Wenn zwei gleichzeitig das Ziel erreichen: Dieser Leitfaden erklärt, was ein Dead Heat ist, wie die Quotenreduktion berechnet wird, welche Wettarten besonders betroffen sind und wie häufig das Phänomen im deutschen Galopprennsport tatsächlich vorkommt.

Was genau ist ein Dead Heat?

Ein Dead Heat liegt vor, wenn zwei oder mehr Pferde so gleichzeitig die Ziellinie überqueren, dass das Fotofinish keinen eindeutigen Sieger bestimmen kann.

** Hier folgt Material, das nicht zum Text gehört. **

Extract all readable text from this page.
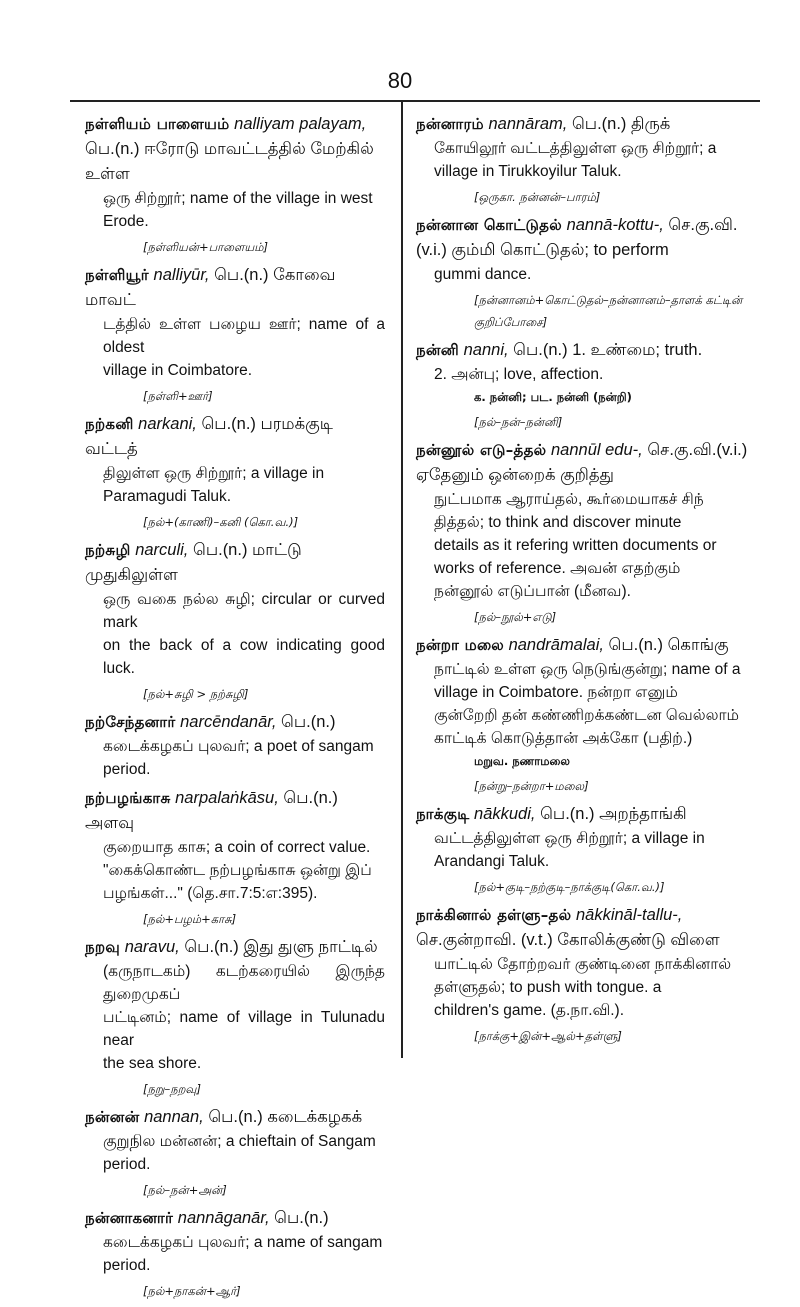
80
நள்ளியம் பாளையம் nalliyam palayam, பெ.(n.) ஈரோடு மாவட்டத்தில் மேற்கில் உள்ள
ஒரு சிற்றூர்; name of the village in west
Erode.
[நள்ளியன்+பாளையம்]
நள்ளியூர் nalliyūr, பெ.(n.) கோவை மாவட்
டத்தில் உள்ள பழைய ஊர்; name of a oldest
village in Coimbatore.
[நள்ளி+ஊர்]
நற்கனி narkani, பெ.(n.) பரமக்குடி வட்டத்
திலுள்ள ஒரு சிற்றூர்; a village in
Paramagudi Taluk.
[நல்+(காணி)–கனி (கொ.வ.)]
நற்சுழி narculi, பெ.(n.) மாட்டு முதுகிலுள்ள
ஒரு வகை நல்ல சுழி; circular or curved mark
on the back of a cow indicating good luck.
[நல்+சுழி > நற்சுழி]
நற்சேந்தனார் narcēndanār, பெ.(n.)
கடைக்கழகப் புலவர்; a poet of sangam
period.
நற்பழங்காசு narpalaṅkāsu, பெ.(n.) அளவு
குறையாத காசு; a coin of correct value.
"கைக்கொண்ட நற்பழங்காசு ஒன்று இப்
பழங்கள்..." (தெ.சா.7:5:எ:395).
[நல்+பழம்+காசு]
நறவு naravu, பெ.(n.) இது துளு நாட்டில்
(கருநாடகம்) கடற்கரையில் இருந்த துறைமுகப்
பட்டினம்; name of village in Tulunadu near
the sea shore.
[நறு–நறவு]
நன்னன் nannan, பெ.(n.) கடைக்கழகக்
குறுநில மன்னன்; a chieftain of Sangam
period.
[நல்–நன்+அன்]
நன்னாகனார் nannāganār, பெ.(n.)
கடைக்கழகப் புலவர்; a name of sangam
period.
[நல்+நாகன்+ஆர்]
நன்னாரம் nannāram, பெ.(n.) திருக்
கோயிலூர் வட்டத்திலுள்ள ஒரு சிற்றூர்; a
village in Tirukkoyilur Taluk.
[ஒருகா. நன்னன்–பாரம்]
நன்னான கொட்டுதல் nannā-kottu-, செ.கு.வி. (v.i.) கும்மி கொட்டுதல்; to perform
gummi dance.
[நன்னானம்+கொட்டுதல்–நன்னானம்–தாளக் கட்டின் குறிப்போசை]
நன்னி nanni, பெ.(n.) 1. உண்மை; truth.
2. அன்பு; love, affection.
க. நன்னி; பட. நன்னி (நன்றி)
[நல்–நன்–நன்னி]
நன்னூல் எடு–த்தல் nannūl edu-, செ.கு.வி.(v.i.) ஏதேனும் ஒன்றைக் குறித்து
நுட்பமாக ஆராய்தல், கூர்மையாகச் சிந்
தித்தல்; to think and discover minute
details as it refering written documents or
works of reference. அவன் எதற்கும்
நன்னூல் எடுப்பான் (மீனவ).
[நல்–நூல்+எடு]
நன்றா மலை nandrāmalai, பெ.(n.) கொங்கு
நாட்டில் உள்ள ஒரு நெடுங்குன்று; name of a
village in Coimbatore. நன்றா எனும்
குன்றேறி தன் கண்ணிறக்கண்டன வெல்லாம்
காட்டிக் கொடுத்தான் அக்கோ (பதிற்.)
மறுவ. நணாமலை
[நன்று–நன்றா+மலை]
நாக்குடி nākkudi, பெ.(n.) அறந்தாங்கி
வட்டத்திலுள்ள ஒரு சிற்றூர்; a village in
Arandangi Taluk.
[நல்+குடி–நற்குடி–நாக்குடி(கொ.வ.)]
நாக்கினால் தள்ளு–தல் nākkināl-tallu-, செ.குன்றாவி. (v.t.) கோலிக்குண்டு விளை
யாட்டில் தோற்றவர் குண்டினை நாக்கினால்
தள்ளுதல்; to push with tongue. a
children's game. (த.நா.வி.).
[நாக்கு+இன்+ஆல்+தள்ளு]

Moderne Zielkameras messen Abstände bis auf wenige Millimeter, aber es gibt Situationen, in denen selbst diese Präzision nicht ausreicht — etwa wenn zwei Pferde exakt Nase an Nase einlaufen und auf dem Foto kein Unterschied erkennbar ist.

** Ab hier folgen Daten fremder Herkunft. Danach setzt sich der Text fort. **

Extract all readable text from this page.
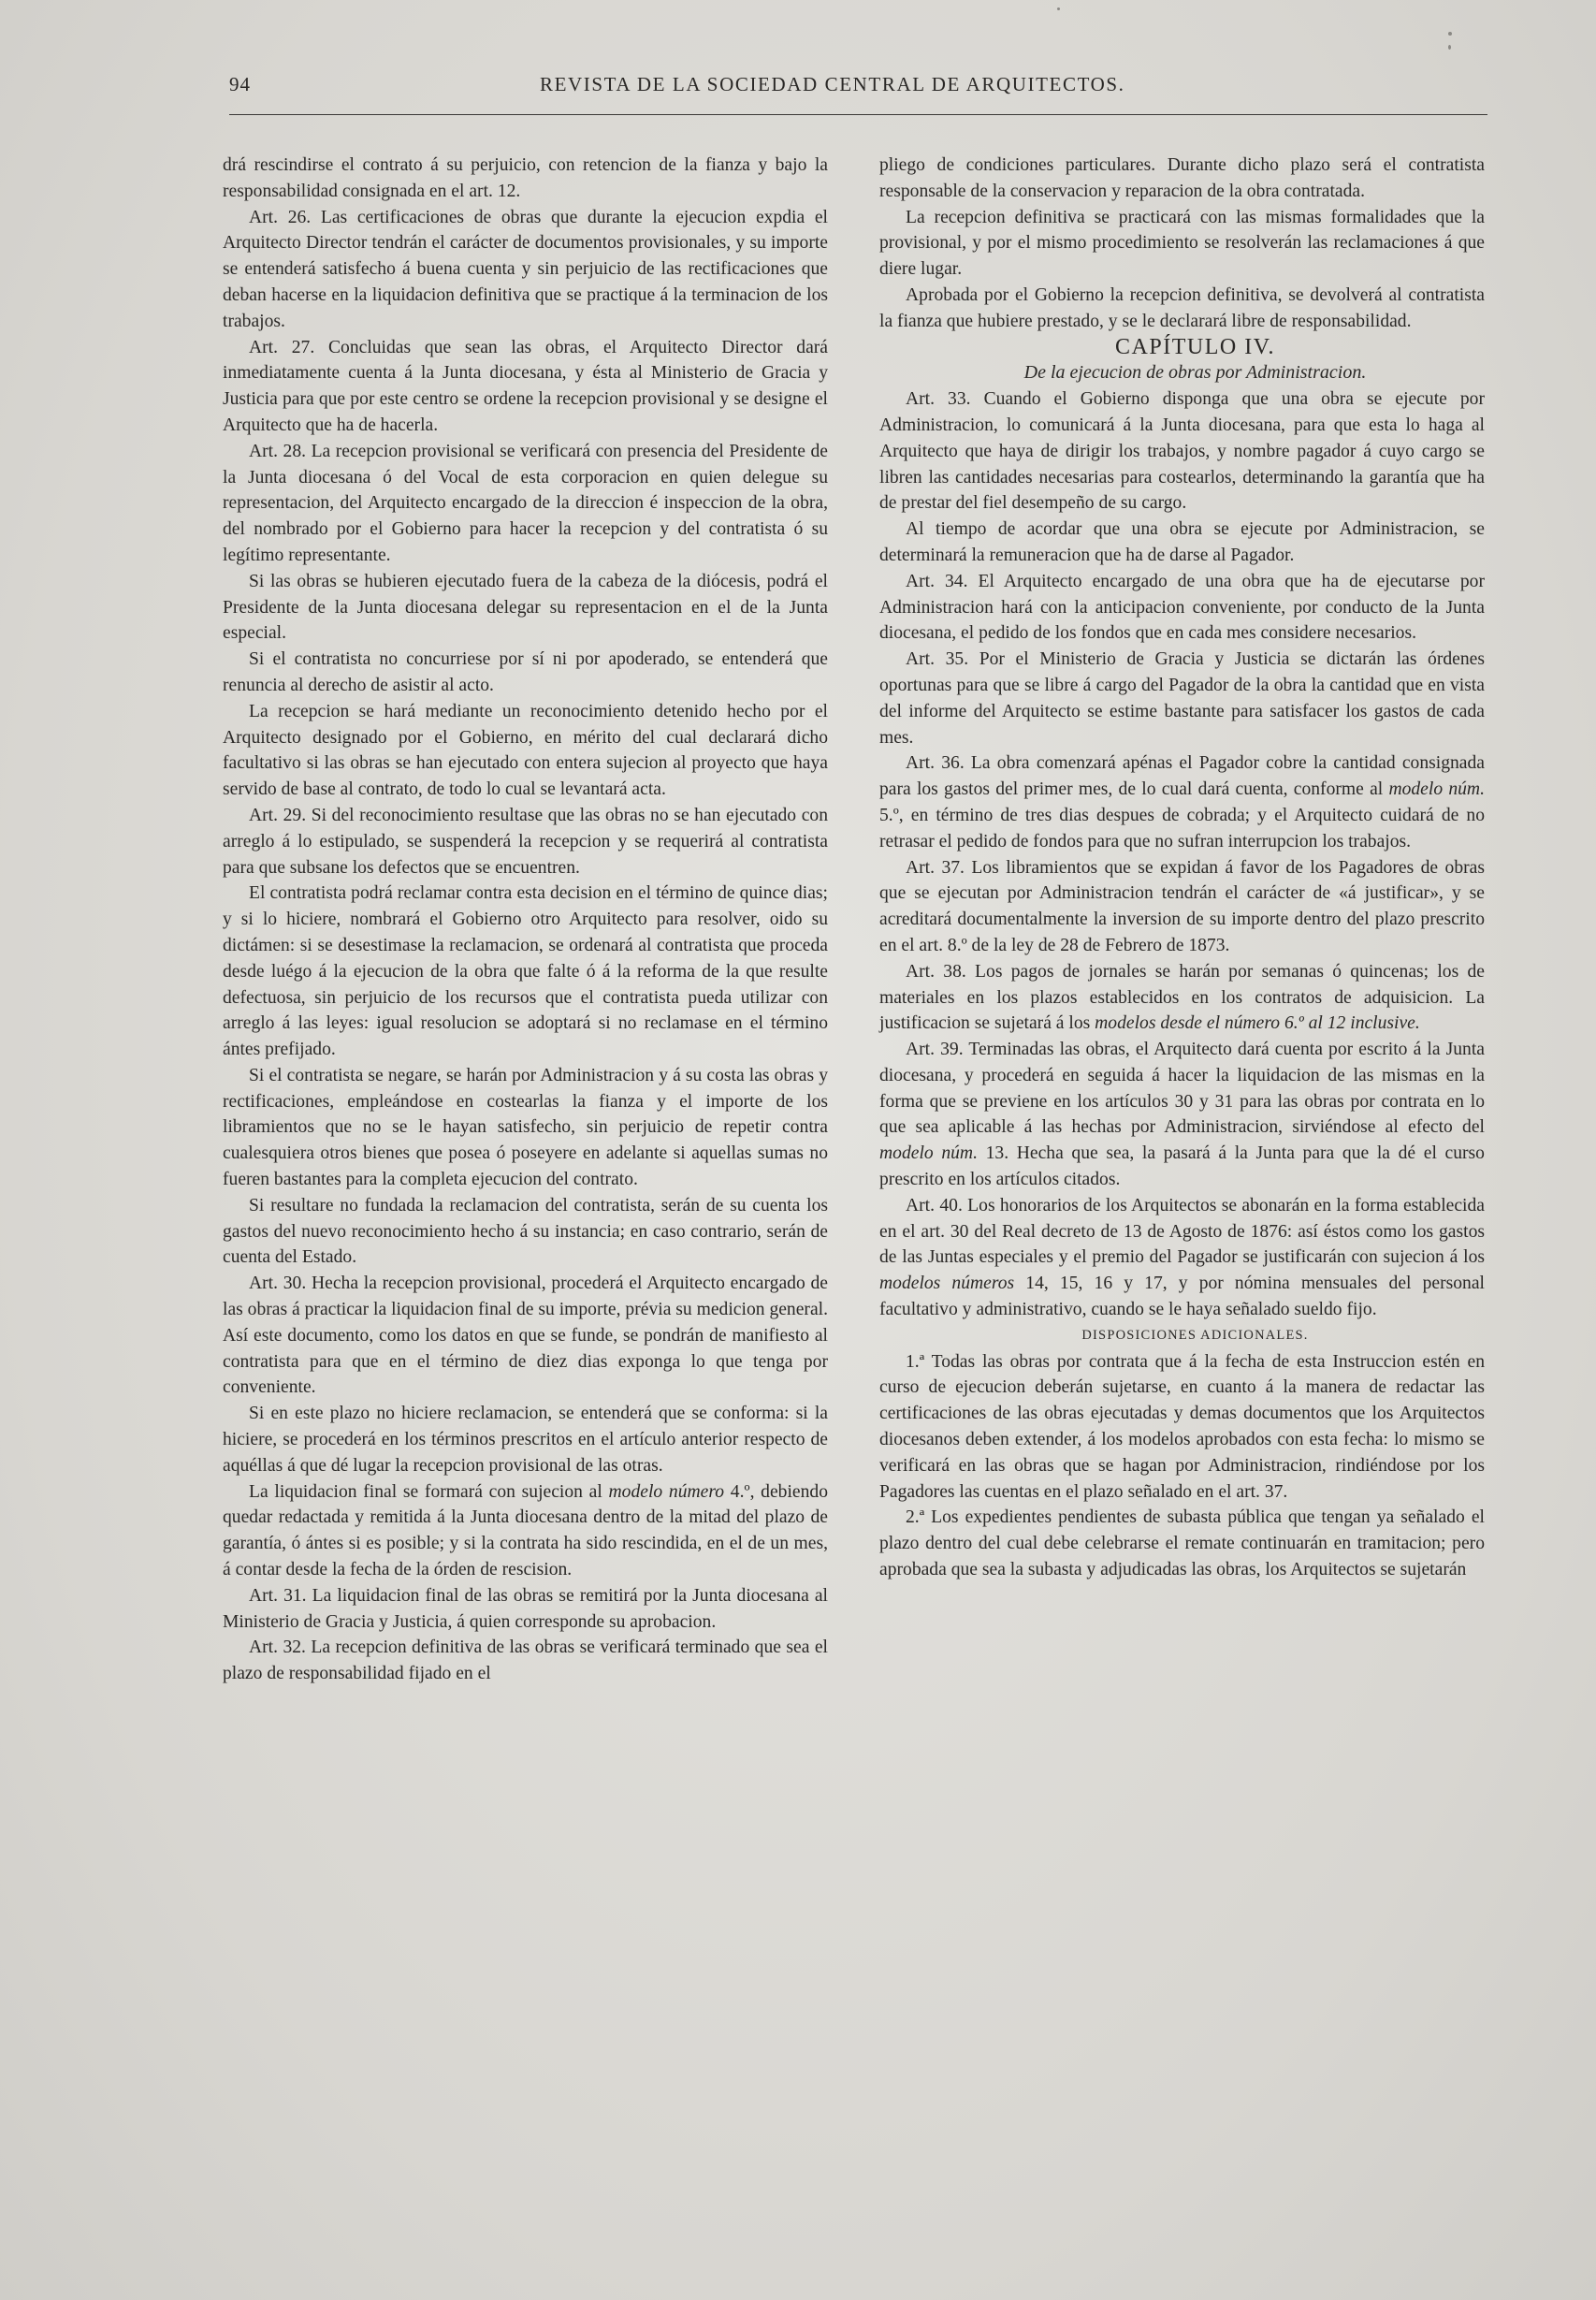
94	REVISTA DE LA SOCIEDAD CENTRAL DE ARQUITECTOS.

drá rescindirse el contrato á su perjuicio, con retencion de la fianza y bajo la responsabilidad consignada en el art. 12.

Art. 26. Las certificaciones de obras que durante la ejecucion expdia el Arquitecto Director tendrán el carácter de documentos provisionales, y su importe se entenderá satisfecho á buena cuenta y sin perjuicio de las rectificaciones que deban hacerse en la liquidacion definitiva que se practique á la terminacion de los trabajos.

Art. 27. Concluidas que sean las obras, el Arquitecto Director dará inmediatamente cuenta á la Junta diocesana, y ésta al Ministerio de Gracia y Justicia para que por este centro se ordene la recepcion provisional y se designe el Arquitecto que ha de hacerla.

Art. 28. La recepcion provisional se verificará con presencia del Presidente de la Junta diocesana ó del Vocal de esta corporacion en quien delegue su representacion, del Arquitecto encargado de la direccion é inspeccion de la obra, del nombrado por el Gobierno para hacer la recepcion y del contratista ó su legítimo representante.

Si las obras se hubieren ejecutado fuera de la cabeza de la diócesis, podrá el Presidente de la Junta diocesana delegar su representacion en el de la Junta especial.

Si el contratista no concurriese por sí ni por apoderado, se entenderá que renuncia al derecho de asistir al acto.

La recepcion se hará mediante un reconocimiento detenido hecho por el Arquitecto designado por el Gobierno, en mérito del cual declarará dicho facultativo si las obras se han ejecutado con entera sujecion al proyecto que haya servido de base al contrato, de todo lo cual se levantará acta.

Art. 29. Si del reconocimiento resultase que las obras no se han ejecutado con arreglo á lo estipulado, se suspenderá la recepcion y se requerirá al contratista para que subsane los defectos que se encuentren.

El contratista podrá reclamar contra esta decision en el término de quince dias; y si lo hiciere, nombrará el Gobierno otro Arquitecto para resolver, oido su dictámen: si se desestimase la reclamacion, se ordenará al contratista que proceda desde luégo á la ejecucion de la obra que falte ó á la reforma de la que resulte defectuosa, sin perjuicio de los recursos que el contratista pueda utilizar con arreglo á las leyes: igual resolucion se adoptará si no reclamase en el término ántes prefijado.

Si el contratista se negare, se harán por Administracion y á su costa las obras y rectificaciones, empleándose en costearlas la fianza y el importe de los libramientos que no se le hayan satisfecho, sin perjuicio de repetir contra cualesquiera otros bienes que posea ó poseyere en adelante si aquellas sumas no fueren bastantes para la completa ejecucion del contrato.

Si resultare no fundada la reclamacion del contratista, serán de su cuenta los gastos del nuevo reconocimiento hecho á su instancia; en caso contrario, serán de cuenta del Estado.

Art. 30. Hecha la recepcion provisional, procederá el Arquitecto encargado de las obras á practicar la liquidacion final de su importe, prévia su medicion general. Así este documento, como los datos en que se funde, se pondrán de manifiesto al contratista para que en el término de diez dias exponga lo que tenga por conveniente.

Si en este plazo no hiciere reclamacion, se entenderá que se conforma: si la hiciere, se procederá en los términos prescritos en el artículo anterior respecto de aquéllas á que dé lugar la recepcion provisional de las otras.

La liquidacion final se formará con sujecion al modelo número 4.º, debiendo quedar redactada y remitida á la Junta diocesana dentro de la mitad del plazo de garantía, ó ántes si es posible; y si la contrata ha sido rescindida, en el de un mes, á contar desde la fecha de la órden de rescision.

Art. 31. La liquidacion final de las obras se remitirá por la Junta diocesana al Ministerio de Gracia y Justicia, á quien corresponde su aprobacion.

Art. 32. La recepcion definitiva de las obras se verificará terminado que sea el plazo de responsabilidad fijado en el

pliego de condiciones particulares. Durante dicho plazo será el contratista responsable de la conservacion y reparacion de la obra contratada.

La recepcion definitiva se practicará con las mismas formalidades que la provisional, y por el mismo procedimiento se resolverán las reclamaciones á que diere lugar.

Aprobada por el Gobierno la recepcion definitiva, se devolverá al contratista la fianza que hubiere prestado, y se le declarará libre de responsabilidad.

CAPÍTULO IV.

De la ejecucion de obras por Administracion.

Art. 33. Cuando el Gobierno disponga que una obra se ejecute por Administracion, lo comunicará á la Junta diocesana, para que esta lo haga al Arquitecto que haya de dirigir los trabajos, y nombre pagador á cuyo cargo se libren las cantidades necesarias para costearlos, determinando la garantía que ha de prestar del fiel desempeño de su cargo.

Al tiempo de acordar que una obra se ejecute por Administracion, se determinará la remuneracion que ha de darse al Pagador.

Art. 34. El Arquitecto encargado de una obra que ha de ejecutarse por Administracion hará con la anticipacion conveniente, por conducto de la Junta diocesana, el pedido de los fondos que en cada mes considere necesarios.

Art. 35. Por el Ministerio de Gracia y Justicia se dictarán las órdenes oportunas para que se libre á cargo del Pagador de la obra la cantidad que en vista del informe del Arquitecto se estime bastante para satisfacer los gastos de cada mes.

Art. 36. La obra comenzará apénas el Pagador cobre la cantidad consignada para los gastos del primer mes, de lo cual dará cuenta, conforme al modelo núm. 5.º, en término de tres dias despues de cobrada; y el Arquitecto cuidará de no retrasar el pedido de fondos para que no sufran interrupcion los trabajos.

Art. 37. Los libramientos que se expidan á favor de los Pagadores de obras que se ejecutan por Administracion tendrán el carácter de «á justificar», y se acreditará documentalmente la inversion de su importe dentro del plazo prescrito en el art. 8.º de la ley de 28 de Febrero de 1873.

Art. 38. Los pagos de jornales se harán por semanas ó quincenas; los de materiales en los plazos establecidos en los contratos de adquisicion. La justificacion se sujetará á los modelos desde el número 6.º al 12 inclusive.

Art. 39. Terminadas las obras, el Arquitecto dará cuenta por escrito á la Junta diocesana, y procederá en seguida á hacer la liquidacion de las mismas en la forma que se previene en los artículos 30 y 31 para las obras por contrata en lo que sea aplicable á las hechas por Administracion, sirviéndose al efecto del modelo núm. 13. Hecha que sea, la pasará á la Junta para que la dé el curso prescrito en los artículos citados.

Art. 40. Los honorarios de los Arquitectos se abonarán en la forma establecida en el art. 30 del Real decreto de 13 de Agosto de 1876: así éstos como los gastos de las Juntas especiales y el premio del Pagador se justificarán con sujecion á los modelos números 14, 15, 16 y 17, y por nómina mensuales del personal facultativo y administrativo, cuando se le haya señalado sueldo fijo.

DISPOSICIONES ADICIONALES.

1.ª Todas las obras por contrata que á la fecha de esta Instruccion estén en curso de ejecucion deberán sujetarse, en cuanto á la manera de redactar las certificaciones de las obras ejecutadas y demas documentos que los Arquitectos diocesanos deben extender, á los modelos aprobados con esta fecha: lo mismo se verificará en las obras que se hagan por Administracion, rindiéndose por los Pagadores las cuentas en el plazo señalado en el art. 37.

2.ª Los expedientes pendientes de subasta pública que tengan ya señalado el plazo dentro del cual debe celebrarse el remate continuarán en tramitacion; pero aprobada que sea la subasta y adjudicadas las obras, los Arquitectos se sujetarán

In der Praxis ist ein Dead Heat auf den Sieg extrem selten. Bei 7.323 Starts im deutschen Galopprennsport 2024 traten Dead Heats auf den Sieg in einer Handvoll Fällen auf — statistisch gesehen in weniger als einem Prozent aller Rennen. Deutlich häufiger sind Dead Heats auf die Plätze, also den zweiten oder dritten Rang, die für Platzwetten relevant werden. Die Wahrscheinlichkeit steigt mit der Feldgröße: Bei durchschnittlich 8,20 Startern pro Rennen ist das Leistungsgefälle in den mittleren Positionen oft gering genug, um knappe Fotoentscheidungen zu produzieren.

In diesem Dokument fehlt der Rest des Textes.